Als kleine meid droomde ik van een carrière als dierenarts. Ik was geabonneerd op zowat elk dierenmagazine (WWF, Wapiti), liep rond in Greenpeace-shirts (maar wie niet in de jaren 90?) en heb toentertijd ook meer dan één dierenclub opgericht, wuif een keer als jij dat ook gedaan hebt:) Ik was fan van dieren, maar mijn enige ervaring met dieren was een niet zo lieve straatkat, die even plots uit ons leven verdween als ze erin kwam, toen ze op een dag geschept werd door een auto. Gaandeweg verloor ik mijn interesse en toen ik op het punt stond om verder te studeren was dierengeneeskunde zelfs geen optie meer.

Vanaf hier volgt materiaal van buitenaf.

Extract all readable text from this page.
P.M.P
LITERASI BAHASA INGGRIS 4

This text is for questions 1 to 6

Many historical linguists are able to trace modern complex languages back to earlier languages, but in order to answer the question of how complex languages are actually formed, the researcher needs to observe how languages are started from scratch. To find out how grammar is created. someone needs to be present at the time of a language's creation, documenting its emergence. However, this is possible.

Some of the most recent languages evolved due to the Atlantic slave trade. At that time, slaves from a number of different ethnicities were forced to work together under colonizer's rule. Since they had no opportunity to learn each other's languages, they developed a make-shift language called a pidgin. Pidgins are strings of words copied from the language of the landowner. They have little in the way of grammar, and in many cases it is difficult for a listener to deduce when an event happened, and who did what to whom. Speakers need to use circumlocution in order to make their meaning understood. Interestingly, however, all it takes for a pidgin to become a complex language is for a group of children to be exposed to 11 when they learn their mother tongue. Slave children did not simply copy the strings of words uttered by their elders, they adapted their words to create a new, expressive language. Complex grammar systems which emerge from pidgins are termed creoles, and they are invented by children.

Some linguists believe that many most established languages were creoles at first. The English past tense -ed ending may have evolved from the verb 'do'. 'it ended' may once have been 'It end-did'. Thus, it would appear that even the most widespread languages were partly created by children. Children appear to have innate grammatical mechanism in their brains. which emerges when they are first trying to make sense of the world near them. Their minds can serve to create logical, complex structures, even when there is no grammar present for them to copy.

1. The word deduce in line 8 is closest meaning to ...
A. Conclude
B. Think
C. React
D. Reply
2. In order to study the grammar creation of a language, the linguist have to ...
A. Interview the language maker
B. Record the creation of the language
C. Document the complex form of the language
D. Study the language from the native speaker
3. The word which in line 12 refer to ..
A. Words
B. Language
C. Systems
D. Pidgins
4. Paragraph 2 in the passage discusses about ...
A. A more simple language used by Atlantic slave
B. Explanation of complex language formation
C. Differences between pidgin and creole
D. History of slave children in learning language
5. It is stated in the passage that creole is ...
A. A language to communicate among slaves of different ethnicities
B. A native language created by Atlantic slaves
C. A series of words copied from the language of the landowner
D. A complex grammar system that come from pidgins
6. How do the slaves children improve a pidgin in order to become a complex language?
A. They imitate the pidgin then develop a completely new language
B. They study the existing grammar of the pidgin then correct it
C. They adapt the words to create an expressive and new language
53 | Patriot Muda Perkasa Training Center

Jaren nadien, toen de wederhelft en ik gingen samenwonen, hadden we twee goudvissen, maar die aaibaarheidsfactor was eigenlijk ook niet alles. Eens zij hun weg terug naar zee vonden, kwam er geen enkel dier (buiten een occasionele spin) meer in huis, tot we in ons huidige huis terecht kwamen. Ineens was er meer dan ruimte genoeg voor kippen in den hof, een goed gevulde visbokaal en een kat. We wonen in een drukke buurt, waardoor die laatste niet naar buiten mag, en kwamen daardoor uit op een prachtige grijze lieve Scottish Fold kater: Louis. Een tweetal jaren geleden stierf hij echter een plotse dood en daar waren wij allemaal best verdrietig om. Toen ook onze visbokaal leeg kwam te staan en niet veel later onze tweede kip niet meer kakelde, hadden we het dan ook gewoon zo kunnen laten. Geen koten meer schoon te maken, geen bokalen meer te reinigen, geen (pardon me) stront meer te scheppen. Makkelijk! Maar toch… dieren brengen niet alleen extra zorg, maar ook extra liefde en extra leven in huis, dus besloten we om terug op zoek te gaan naar een lieve viervoeter en gingen deze keer naar het dierenasiel, op zoek naar een beestje dat we een beter, nieuw leven konden geven. Vlak voor de herfstvakantie stuurde ik een mailtje, en niet veel later zaten we met z’n zessen in de auto voor een kennismaking met een eventuele nieuwe bewoner. We gingen voor één kat, maar waren vrijwel onmiddellijk verkocht toen we een koppel onafscheidelijke katten zagen zitten (moeder & dochter). Met de goedkeuring van de fijne medewerkers in het asiel, namen we ze mee naar huis en doopten we ze Mevrouw Kevin De Bruyne (KDB was de naam voor een kater, vandaar) en Cornelia.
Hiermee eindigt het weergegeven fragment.